The interplay between aridity and competition determines colonization ability, exclusion and ecological segregation in the heteroploid Brachypodium distachyon species complex

Abstract

A higher competitive advantage of polyploid plants compared with their parental diploids is frequently invoked to explain their establishment success, colonization of novel environments and cytotypic ecological segregation, yet there is scarce experimental evidence supporting such hypotheses. Here, we investigated whether differential competitive ability of species of the Brachypodium distachyon (Poaceae) species complex, a model system for genomic, ecological and evolutionary studies of temperate grasses, contributes to explaining their ecological segregation as well as their coexistence in diploid/allotetraploid contact zones.
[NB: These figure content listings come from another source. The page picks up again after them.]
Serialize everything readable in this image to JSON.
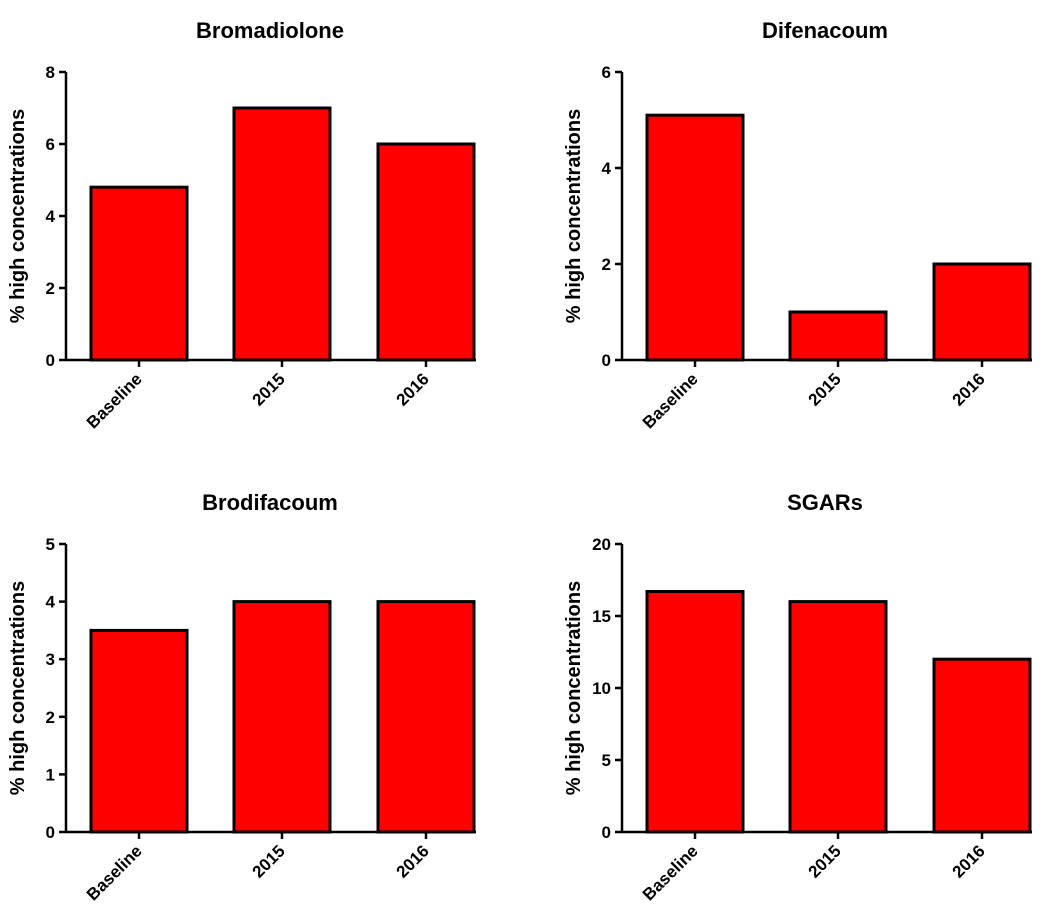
{
  "chart_data": [
    {
      "type": "bar",
      "title": "Bromadiolone",
      "ylabel": "% high concentrations",
      "categories": [
        "Baseline",
        "2015",
        "2016"
      ],
      "values": [
        4.8,
        7.0,
        6.0
      ],
      "ylim": [
        0,
        8
      ],
      "yticks": [
        0,
        2,
        4,
        6,
        8
      ],
      "bar_color": "#ff0000",
      "grid": false
    },
    {
      "type": "bar",
      "title": "Difenacoum",
      "ylabel": "% high concentrations",
      "categories": [
        "Baseline",
        "2015",
        "2016"
      ],
      "values": [
        5.1,
        1.0,
        2.0
      ],
      "ylim": [
        0,
        6
      ],
      "yticks": [
        0,
        2,
        4,
        6
      ],
      "bar_color": "#ff0000",
      "grid": false
    },
    {
      "type": "bar",
      "title": "Brodifacoum",
      "ylabel": "% high concentrations",
      "categories": [
        "Baseline",
        "2015",
        "2016"
      ],
      "values": [
        3.5,
        4.0,
        4.0
      ],
      "ylim": [
        0,
        5
      ],
      "yticks": [
        0,
        1,
        2,
        3,
        4,
        5
      ],
      "bar_color": "#ff0000",
      "grid": false
    },
    {
      "type": "bar",
      "title": "SGARs",
      "ylabel": "% high concentrations",
      "categories": [
        "Baseline",
        "2015",
        "2016"
      ],
      "values": [
        16.7,
        16.0,
        12.0
      ],
      "ylim": [
        0,
        20
      ],
      "yticks": [
        0,
        5,
        10,
        15,
        20
      ],
      "bar_color": "#ff0000",
      "grid": false
    }
  ]
}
We conducted two field experiments in dry and humid localities to evaluate the tolerance to competition of diploids and allotetraploids in densely occupied environments, and to parameterize models of intra- and intercytotype competition as a mechanism for species exclusion/coexistence. We provide experimental evidence supporting the hypothesis that, under natural field conditions, allotetraploids have superior ecological success compared with one of their parental diploids in terms of both colonizing competitive habitats and intercytotypic competition, with the balance of intra/intercytotype competition favoring polyploid population establishment. These findings, together with previous data on ecogeographic segregation and adaptive response to water stress, suggest that the interplay between aridity and competitive outcome determines the ability to colonize competitive environments, the exclusion of diploids, especially in arid localities, and species geographic segregation.

Keywords: annual grasses; contact zones; cytotype competitive ability; fitness ratio; geographic segregation; polyploidy; stabilizing niche differences; water stress.